Diversité spécifique et fonctionnelle des habitats à Haploops nirae

Les habitats benthiques côtiers de Bretagne Sud se caractérisent par des patrons sédimentaires variés et une grande diversité d’habitats plus ou moins envasés. Parmi ces derniers, les vases consolidées à Haploops représentent un habitat unique à l’échelle des côtes françaises. De récents travaux cartographiques ont montré que la surface colonisée par l’amphipode tubicole grégaire Haploops nirae avait très significativement augmenté ces 20 dernières années, atteignant aujourd’hui 3500 ha en baie de Concarneau et plus de 7000 ha en baie de Vilaine. Un projet est en cours pour comprendre le rôle de cet amphipode dans la dynamique successionnelle des communautés envasées de Bretagne Sud et le rôle de cet habitat sur la diversité spécifique et fonctionnelle à plusieurs échelles spatiales et temporelles.

L’analyse de la diversité de la macrofaune associée aux Haploops révèle une richesse spécifique significativement plus élevée que celle des sédiment meubles avoisinants mais surtout des assemblages d’espèces uniques et originaux, fondamentalement différents : 90 espèces (30% de la diversité totale) ne sont échantillonnées qu’en association avec les Haploops. C’est par exemple le cas de Photis inornatus, une nouvelle espèce d’amphipode découverte à l’occasion des campagnes d’échantillonnage en baie de Concarneau, entre 20 et 30 mètres de profondeur (Myers et al. 2012).
L’examen de la diversité et de la composition faunistique à la lumière des paramètres environnementaux (température, salinité, chlorophylle a, profondeur etc.) révèle que le nombre d’espèces et la densité de la macrofaune ne sont absolument pas influencés par la densité des tubes d’Haploops : en d’autres termes, que l’espace soit colonisé par quelques centaines ou quelques dizaines de milliers d’individus (et donc de tubes), la diversité et les abondances d’espèces ne changent pas significativement. Ce résultat va à l’encontre de l’intermediate disturbance hypothesis (hypothèse de perturbation intermédiaire) qui, en écologie théorique, présuppose que la diversité (richesse spécifique) et l’abondance augmentent avec la perturbation (comme la colonisation par une espèce tubicole) jusqu’à un certain seuil à partir duquel la compétition pour la nourriture et pour l’espace élimine les espèces les unes après les autres. Enfin, les analyses multivariées révèlent également que le facteur le plus structurant pour expliquer les variations marquées dans les assemblages d’espèces est la présence d’Haploops, devant les paramètres du sédiment. Cela révèle qu’Haploops nirae est une réelle espèce ingénieure de son écosystème et que sa simple présence physique suffit à modifier l’environnement (qualité du sédiment, concentration en matière organique, flux à l’interface eau-sédiment etc.) et in fine les espèces qui choisissent de s’implanter dans cet habitat.
L’analyse de la diversité fonctionnelle est en cours, avec notamment une approche multivariée basée sur l’analyse des traits d’histoire de vie (BTA) des espèces qui composent la diversité des habitats échantillonnés.

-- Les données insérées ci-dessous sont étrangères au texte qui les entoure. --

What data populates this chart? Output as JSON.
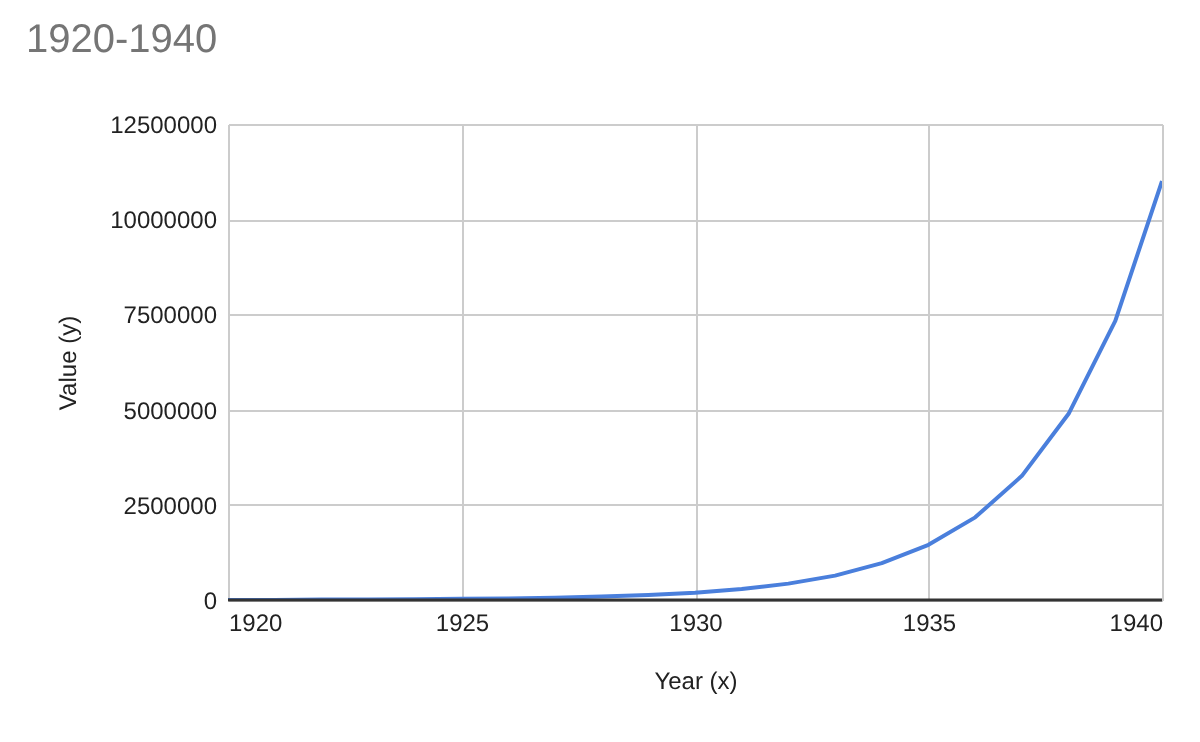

Une étude fine de la dynamique de population des Haploops (Rigolet et al., 2012) nous a permis de montrer qu’en dépit d’une production secondaire modérée (9.66 g poids sec par m² et par an et P/B = 2.26 an-1), l’apport massif de juvéniles en fin d’hiver avant le bloom printanier, et sa capacité à fortement modifier l’habitat expliquent probablement le succès de cette espèce. A l’échelle des baies colonisées, il apparaît cependant que la colonisation des sédiments par les Haploops correspond à une perte de production, par rapport notamment aux habitats envasés à Amphiura filiformis et Maldane glebifex.

Références :

  • Myers, A.A., Rigolet, C., Thiebaut, E., Dubois, S.F., 2012. A new species of amphipod, Photis inornatus sp nov (Corophiidea, Photidae) from a 'Haploops community' in Brittany. Zootaxa(3236), 55-61.
  • Rigolet, C., Le Souchu, P., Caisey, X., Dubois, S.F., 2011. Group sweeping: Feeding activity and filtration rate in the tubiculous amphipod Haploops nirae (Kaim-Malka, 1976). Journal of Experimental Marine Biology and Ecology 406(1-2), 29-37.
  • Rigolet, C., Dubois, S.F., Droual, G., Caisey, X., Thiébaut, E., 2012. Life history and secondary production of the amphipod Haploops nirae (Kaim-Malka, 1976) in the Bay of Concarneau (South Brittany). Estuarine, Coastal and Shelf Science(in press).